By DAVID HILL
North Canterbury rowing great Athol Earl says he was amazed to see New Zealand’s latest Olympic rowing success.
The 1972 Olympic Games men’s rowing eight gold medallist admitted he didn’t expect this year’s men’s eight to win gold.
“It was bizarre. I thought they would get bronze or maybe silver. It was mind blowing and the women did bloody well – silver is very good.
“I’m on such a high today I don’t know how I will sleep tonight,” he said on Friday.
This year’s New Zealand rowing squad won gold medals in the men’s eight, women’s pair and women’s single scull events, and silver medals in the women’s eight and women’s double scull events.
Mr Earl, who also won Olympic bronze with the 1976 men’s eight, says any medal is a huge achievement.
“I know when we won the bronze, it was four years after the gold so I was gutted at the time, but now I’m quite proud of it.”
A lot has changed since his rowing days, as there is a more professional environment for today’s rowers with four regional performance centres feeding into a national programme based at Lake Karapiro in the Waikato.
“We were amateurs.
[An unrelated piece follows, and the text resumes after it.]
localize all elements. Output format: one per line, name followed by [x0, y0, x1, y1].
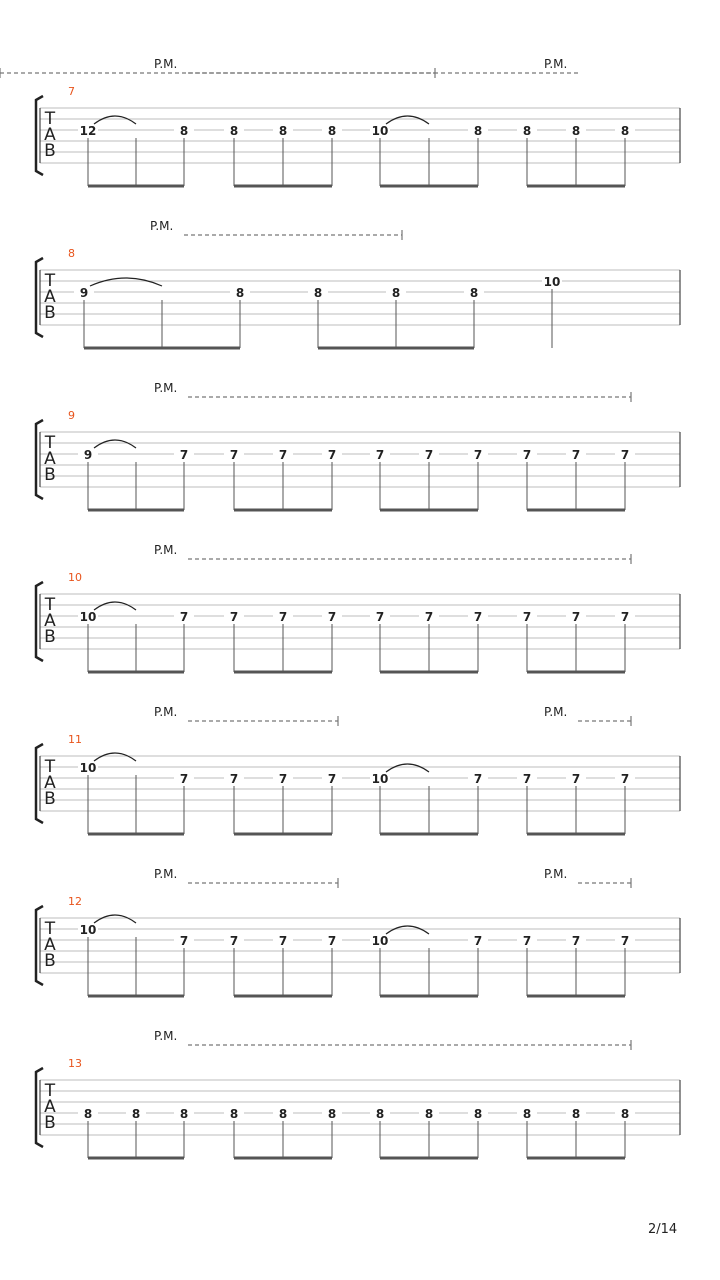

They don’t make big money, like the All Blacks, but it pays for the food and the flat rent,” Mr Earl says.
“They have a good programme now where they feed them in from the juniors and the under-23s, so they can see a good career path and the under-23s train with the elite rowers so they can see what they need to do.”
Four local rowers followed in Mr Earl’s footsteps by competing at the Tokyo Olympics.
Sam Bosworth, who grew up at Waipara, is the coxwain in the gold medal winning men’s eight, while Ella Greenslade, who is originally from Waikari, is a member of the silver medal winning women’s eight.
Oxford’s Olivia Loe and Eve Macfarlane, from Parnassus, also competed in the women’s quadruple sculls, with the boat missing out on the A final.
North Canterbury was represented in other sports, with Oxford’s Tim Price and his wife Jonelle competing in the New Zealand equestrian three-day eventing team.
In the mountain biking, Woodend born and raised Anton Cooper placed sixth in the elite men’s race in his first Olympics, finishing just 12 seconds behind the medallists.
Rangiora High School’s 2019 deputy head girl Gabi Rennie was a member of the Football Ferns women’s football team, coming on as a replacement to score a goal against Australia in her international debut.
“We are very proud of Gabi and her achievements. She is a wonderful role model for North Canterbury’s young people,” Rangiora High School principal Karen Stewart says.
Joining Gabi at the Games were her brother Liam and fellow ex-Rangiora High School student Casey Higby attending as camera operators for New Zealand news media.